Mr. Iyer, who attended Jesuit schools, wanted to be a doctor, too, but he didn’t get into medical school, although he did earn a Bachelor of Science in chemistry at Bombay University. Because he spoke six languages and loved to eat, he decided to pursue a career in hospitality.
Soon after he met Mr. Erikson at Southwest Minnesota State University, the two fell in love. They moved to Lansing, Mich., to pursue hospitality degrees at Michigan State University before settling back in Minneapolis. It was a time when gay couples were often closeted, which for many years was true for them, Mr. Erikson said.
In addition to Mr. Erikson, Mr. Iyer is survived by their son, Robert, who also lives in Minneapolis, and four siblings in India: Bhaskaran, Lalitha and Ravi Iyer and Mathangi Gopalkrishnan.
Mr. Erickson said Mr. Iyer struggled with immigration issues for 18 years.

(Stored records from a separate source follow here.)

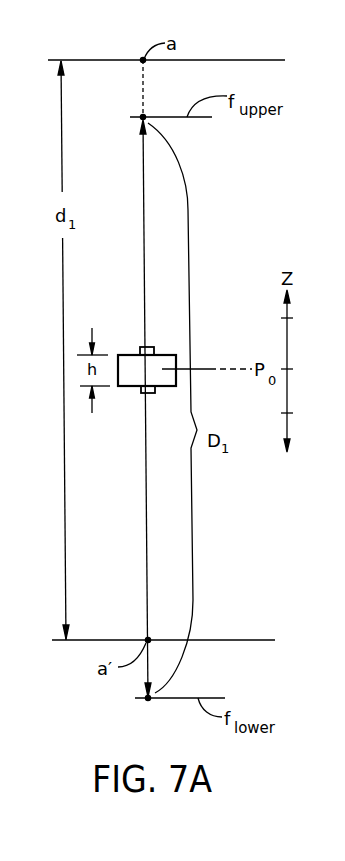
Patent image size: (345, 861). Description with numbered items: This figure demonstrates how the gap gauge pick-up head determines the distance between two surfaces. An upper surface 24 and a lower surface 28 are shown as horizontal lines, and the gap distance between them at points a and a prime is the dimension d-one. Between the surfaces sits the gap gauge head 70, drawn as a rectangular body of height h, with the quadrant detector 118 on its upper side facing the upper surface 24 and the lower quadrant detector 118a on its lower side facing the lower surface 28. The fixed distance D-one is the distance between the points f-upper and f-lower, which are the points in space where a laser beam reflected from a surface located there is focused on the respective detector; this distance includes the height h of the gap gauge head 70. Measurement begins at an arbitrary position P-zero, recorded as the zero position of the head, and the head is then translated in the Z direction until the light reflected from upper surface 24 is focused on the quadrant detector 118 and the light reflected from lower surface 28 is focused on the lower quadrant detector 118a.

The upper surface 24 is at (243, 60).
The lower surface 28 is at (232, 640).
The gap gauge head 70 is at (132, 354).
The quadrant detector 118 is at (149, 347).
The lower quadrant detector 118a is at (143, 394).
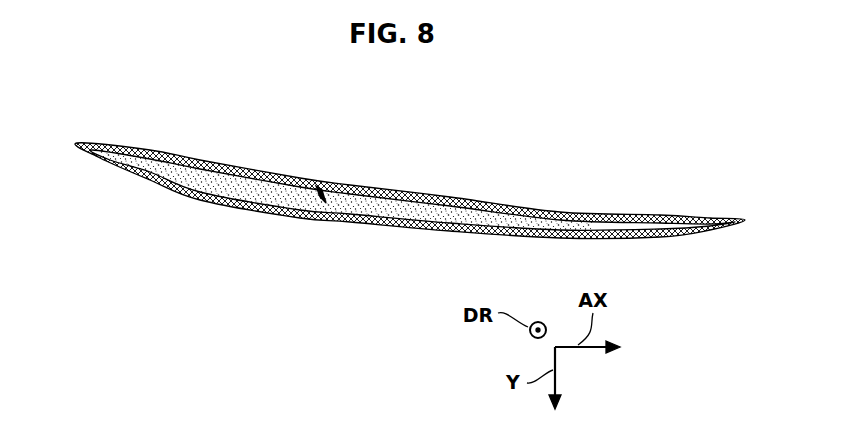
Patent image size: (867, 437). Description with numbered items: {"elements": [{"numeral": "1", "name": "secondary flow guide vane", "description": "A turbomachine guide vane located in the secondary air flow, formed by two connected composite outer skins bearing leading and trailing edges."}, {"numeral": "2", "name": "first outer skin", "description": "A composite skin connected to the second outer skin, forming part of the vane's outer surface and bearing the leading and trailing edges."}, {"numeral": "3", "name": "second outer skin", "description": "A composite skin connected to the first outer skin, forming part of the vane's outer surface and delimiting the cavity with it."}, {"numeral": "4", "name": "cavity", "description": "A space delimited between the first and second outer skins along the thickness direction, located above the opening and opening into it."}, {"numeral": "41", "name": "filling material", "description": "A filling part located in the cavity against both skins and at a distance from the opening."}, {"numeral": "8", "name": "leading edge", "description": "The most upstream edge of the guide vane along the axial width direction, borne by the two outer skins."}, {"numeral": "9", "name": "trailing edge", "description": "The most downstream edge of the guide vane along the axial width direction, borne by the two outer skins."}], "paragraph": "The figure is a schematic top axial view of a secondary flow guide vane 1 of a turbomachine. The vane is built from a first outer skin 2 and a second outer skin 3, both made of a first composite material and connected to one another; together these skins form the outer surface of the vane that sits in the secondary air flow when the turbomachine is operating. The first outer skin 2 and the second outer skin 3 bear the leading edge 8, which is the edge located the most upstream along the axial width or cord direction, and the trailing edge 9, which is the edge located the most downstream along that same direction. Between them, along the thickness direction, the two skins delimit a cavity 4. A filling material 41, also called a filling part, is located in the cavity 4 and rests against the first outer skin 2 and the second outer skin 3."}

The blade 1 is at (322, 262).
The pressure side 2 is at (415, 230).
The suction side 3 is at (435, 196).
The skin 4 is at (312, 187).
The core 41 is at (378, 208).
The leading edge 8 is at (77, 143).
The trailing edge 9 is at (745, 220).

Eventually, with the help of the Betty Crocker book and a growing national culinary presence, he attained residency through the national interest waiver, which requires, among other qualifications, that the applicant demonstrate significant expertise or exceptional ability in his or her field.
He went on to write “660 Curries: The Gateway to Indian Cooking” (2008), an 800-page compendium that remains an essential reference, and to win a number of awards for his teaching, books and television work.
“I don’t want to die a bitter old queen,” he said in an interview in February, one of his last. “I’ve been recognized. I’ve been fine professionally. But the one legacy that I’m leaving behind are my relationships. It’s what I can hang my hat on.”